Swinging fast keeps the water safely inside, but it takes a strong, steady arm and you can't stop or slow down at the top. Swinging slowly is easy and gentle, but if you go too slow the water drops out and you get a cold splash on your head. So fast-and-round is dry; slow-and-lazy gets you wet.

Questions kids ask

Why doesn't the water fall out when the bucket is upside down?

Because you are swinging it so fast that the bucket rushes around the loop before the water has time to fall. The bottom of the bucket keeps scooping under the water, so the water gets carried around instead of dropping out.

What happens if you swing it too slowly?

Then the bucket no longer rushes under the water in time at the top, and the water pours out — usually right onto your head. Swinging fast is what keeps you dry.

Do you need strong muscles to keep the water in?

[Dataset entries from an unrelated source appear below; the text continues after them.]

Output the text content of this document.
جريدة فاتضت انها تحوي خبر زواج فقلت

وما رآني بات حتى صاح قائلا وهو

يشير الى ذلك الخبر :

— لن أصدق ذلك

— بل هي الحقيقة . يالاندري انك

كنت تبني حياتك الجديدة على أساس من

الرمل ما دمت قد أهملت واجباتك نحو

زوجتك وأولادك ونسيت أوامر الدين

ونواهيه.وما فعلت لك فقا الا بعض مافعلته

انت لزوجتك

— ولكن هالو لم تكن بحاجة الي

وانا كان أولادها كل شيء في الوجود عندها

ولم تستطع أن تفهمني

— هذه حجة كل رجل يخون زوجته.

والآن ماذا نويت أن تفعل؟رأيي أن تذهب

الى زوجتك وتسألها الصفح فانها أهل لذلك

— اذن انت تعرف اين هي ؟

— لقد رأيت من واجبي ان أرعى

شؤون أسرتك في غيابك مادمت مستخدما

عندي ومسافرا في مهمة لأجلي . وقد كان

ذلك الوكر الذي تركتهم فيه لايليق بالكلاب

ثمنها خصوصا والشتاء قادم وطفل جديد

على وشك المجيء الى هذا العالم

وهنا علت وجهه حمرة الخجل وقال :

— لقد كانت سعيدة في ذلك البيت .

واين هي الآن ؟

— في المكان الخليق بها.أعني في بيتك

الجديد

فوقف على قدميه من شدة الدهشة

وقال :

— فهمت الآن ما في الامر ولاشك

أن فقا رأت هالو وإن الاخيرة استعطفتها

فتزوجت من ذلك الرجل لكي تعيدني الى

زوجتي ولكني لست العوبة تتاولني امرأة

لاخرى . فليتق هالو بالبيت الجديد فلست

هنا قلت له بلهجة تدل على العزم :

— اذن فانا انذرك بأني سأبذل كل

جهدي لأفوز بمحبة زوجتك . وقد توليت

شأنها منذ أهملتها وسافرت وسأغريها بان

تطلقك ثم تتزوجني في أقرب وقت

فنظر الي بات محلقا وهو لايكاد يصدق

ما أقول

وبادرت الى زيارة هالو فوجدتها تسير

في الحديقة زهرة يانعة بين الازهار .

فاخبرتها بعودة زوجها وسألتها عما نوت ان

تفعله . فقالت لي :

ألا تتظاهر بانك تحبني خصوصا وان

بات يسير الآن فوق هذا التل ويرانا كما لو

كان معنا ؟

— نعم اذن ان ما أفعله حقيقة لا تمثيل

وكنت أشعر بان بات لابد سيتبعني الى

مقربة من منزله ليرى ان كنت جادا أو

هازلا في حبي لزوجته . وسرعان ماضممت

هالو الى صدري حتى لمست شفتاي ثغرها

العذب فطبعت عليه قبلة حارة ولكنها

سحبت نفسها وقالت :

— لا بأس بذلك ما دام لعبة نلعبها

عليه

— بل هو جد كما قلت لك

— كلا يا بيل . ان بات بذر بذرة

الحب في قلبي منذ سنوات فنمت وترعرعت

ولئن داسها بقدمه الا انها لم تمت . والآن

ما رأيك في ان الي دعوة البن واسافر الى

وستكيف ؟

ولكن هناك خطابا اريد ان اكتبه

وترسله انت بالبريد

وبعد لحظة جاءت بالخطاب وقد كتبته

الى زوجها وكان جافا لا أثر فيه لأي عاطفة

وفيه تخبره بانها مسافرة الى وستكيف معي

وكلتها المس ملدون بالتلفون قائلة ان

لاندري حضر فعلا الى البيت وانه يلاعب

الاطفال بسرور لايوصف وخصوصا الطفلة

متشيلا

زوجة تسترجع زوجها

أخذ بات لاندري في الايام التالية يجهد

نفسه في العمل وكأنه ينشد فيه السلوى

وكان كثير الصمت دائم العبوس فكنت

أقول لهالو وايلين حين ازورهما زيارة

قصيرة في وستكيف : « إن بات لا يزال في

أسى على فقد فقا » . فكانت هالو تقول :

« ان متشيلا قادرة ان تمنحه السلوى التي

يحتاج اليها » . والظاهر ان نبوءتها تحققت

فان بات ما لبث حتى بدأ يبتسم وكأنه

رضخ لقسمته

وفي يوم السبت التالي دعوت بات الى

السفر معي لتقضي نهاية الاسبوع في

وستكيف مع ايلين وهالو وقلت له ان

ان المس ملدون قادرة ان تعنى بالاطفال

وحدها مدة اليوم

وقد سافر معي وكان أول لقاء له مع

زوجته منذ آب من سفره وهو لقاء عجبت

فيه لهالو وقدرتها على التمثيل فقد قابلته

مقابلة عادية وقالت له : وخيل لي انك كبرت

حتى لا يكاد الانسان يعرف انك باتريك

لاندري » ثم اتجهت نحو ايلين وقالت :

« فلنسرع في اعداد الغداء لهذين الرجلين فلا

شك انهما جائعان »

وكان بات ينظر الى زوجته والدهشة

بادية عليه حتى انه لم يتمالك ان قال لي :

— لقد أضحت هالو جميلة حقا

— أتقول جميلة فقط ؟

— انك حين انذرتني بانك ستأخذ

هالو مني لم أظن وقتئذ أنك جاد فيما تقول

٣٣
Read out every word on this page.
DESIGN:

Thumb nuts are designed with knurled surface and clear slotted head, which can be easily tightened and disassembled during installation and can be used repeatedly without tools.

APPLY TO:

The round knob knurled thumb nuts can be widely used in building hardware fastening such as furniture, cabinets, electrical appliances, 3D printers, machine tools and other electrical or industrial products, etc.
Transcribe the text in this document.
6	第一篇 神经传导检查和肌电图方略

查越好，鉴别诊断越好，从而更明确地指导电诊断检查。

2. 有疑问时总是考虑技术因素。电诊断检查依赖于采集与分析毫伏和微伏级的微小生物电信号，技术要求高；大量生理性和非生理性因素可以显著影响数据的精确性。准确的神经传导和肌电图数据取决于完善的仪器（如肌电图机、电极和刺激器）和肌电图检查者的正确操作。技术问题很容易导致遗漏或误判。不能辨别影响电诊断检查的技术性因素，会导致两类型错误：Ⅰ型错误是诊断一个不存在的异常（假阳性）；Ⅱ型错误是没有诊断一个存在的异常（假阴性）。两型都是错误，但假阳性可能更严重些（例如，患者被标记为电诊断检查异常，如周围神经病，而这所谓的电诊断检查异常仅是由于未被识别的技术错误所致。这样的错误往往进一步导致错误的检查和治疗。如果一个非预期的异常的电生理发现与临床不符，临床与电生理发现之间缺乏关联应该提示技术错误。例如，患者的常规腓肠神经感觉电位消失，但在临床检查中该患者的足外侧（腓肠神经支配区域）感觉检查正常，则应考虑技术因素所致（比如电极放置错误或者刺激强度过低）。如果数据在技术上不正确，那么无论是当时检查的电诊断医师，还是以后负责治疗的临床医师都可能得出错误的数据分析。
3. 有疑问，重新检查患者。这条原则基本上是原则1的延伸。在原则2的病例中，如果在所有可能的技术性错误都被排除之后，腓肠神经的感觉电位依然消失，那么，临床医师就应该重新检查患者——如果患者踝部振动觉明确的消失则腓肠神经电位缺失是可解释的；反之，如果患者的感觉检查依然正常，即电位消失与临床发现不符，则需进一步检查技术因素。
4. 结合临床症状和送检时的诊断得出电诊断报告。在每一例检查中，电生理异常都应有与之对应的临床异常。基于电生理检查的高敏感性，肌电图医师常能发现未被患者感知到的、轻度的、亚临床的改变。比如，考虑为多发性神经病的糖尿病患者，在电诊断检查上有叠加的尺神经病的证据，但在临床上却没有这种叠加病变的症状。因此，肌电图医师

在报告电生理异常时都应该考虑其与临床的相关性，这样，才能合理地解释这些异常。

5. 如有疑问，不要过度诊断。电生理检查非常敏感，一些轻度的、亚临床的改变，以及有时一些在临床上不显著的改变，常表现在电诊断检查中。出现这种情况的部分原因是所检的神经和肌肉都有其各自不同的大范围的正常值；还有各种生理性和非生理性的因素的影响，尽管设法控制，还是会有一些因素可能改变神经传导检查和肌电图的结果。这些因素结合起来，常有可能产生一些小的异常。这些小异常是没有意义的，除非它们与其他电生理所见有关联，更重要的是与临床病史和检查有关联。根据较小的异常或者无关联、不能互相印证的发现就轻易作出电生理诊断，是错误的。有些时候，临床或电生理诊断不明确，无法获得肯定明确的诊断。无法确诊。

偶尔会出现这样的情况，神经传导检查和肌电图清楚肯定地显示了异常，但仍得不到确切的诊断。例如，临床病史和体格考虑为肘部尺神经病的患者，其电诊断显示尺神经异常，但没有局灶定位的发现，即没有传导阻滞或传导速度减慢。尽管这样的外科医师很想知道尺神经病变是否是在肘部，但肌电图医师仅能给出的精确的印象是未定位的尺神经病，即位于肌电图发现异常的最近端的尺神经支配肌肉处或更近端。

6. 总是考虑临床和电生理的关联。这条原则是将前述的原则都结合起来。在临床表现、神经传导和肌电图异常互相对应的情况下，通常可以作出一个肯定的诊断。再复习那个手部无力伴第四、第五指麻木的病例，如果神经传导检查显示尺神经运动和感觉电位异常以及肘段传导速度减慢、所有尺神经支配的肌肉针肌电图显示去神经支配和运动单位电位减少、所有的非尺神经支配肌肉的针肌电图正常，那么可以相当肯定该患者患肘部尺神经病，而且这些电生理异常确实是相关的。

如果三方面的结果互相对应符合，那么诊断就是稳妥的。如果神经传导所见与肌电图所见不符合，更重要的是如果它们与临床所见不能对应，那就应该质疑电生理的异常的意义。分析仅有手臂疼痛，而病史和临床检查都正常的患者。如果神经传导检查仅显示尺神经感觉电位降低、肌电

You need a steady arm and you have to keep swinging round and round. It is the fast swinging, not big muscles, that holds the water inside the bucket.

Talk about it

  • Before we swing it — what do you think the water will do when the bucket is upside down at the top?
  • Why do you think a still bucket spills but a fast-swinging one doesn't?
  • What do you predict happens if we swing slower and slower — and exactly when?

For grown-ups

Anything moving in a circle needs a constant inward (centripetal) pull toward the center. At the top of a vertical loop, gravity points straight down toward the center, so gravity itself can do that inward job. As long as the bucket is swinging fast enough that the inward pull the circle needs is at least as big as gravity, gravity gets entirely used up bending the water around the loop and has none left over to pull it out — so the water stays in. Swing too slowly and gravity is more than the circle needs, the extra drags the water off its path, and it spills. There is no outward force gluing the water in.

Keep going

What else makes you wonder?

  • What if you stopped swinging right at the very top — what would the water do then?
  • A roller coaster goes upside down in a loop and you don't fall out either — is that the same swinging trick?
  • What else can you swing round and round really fast without it flying out?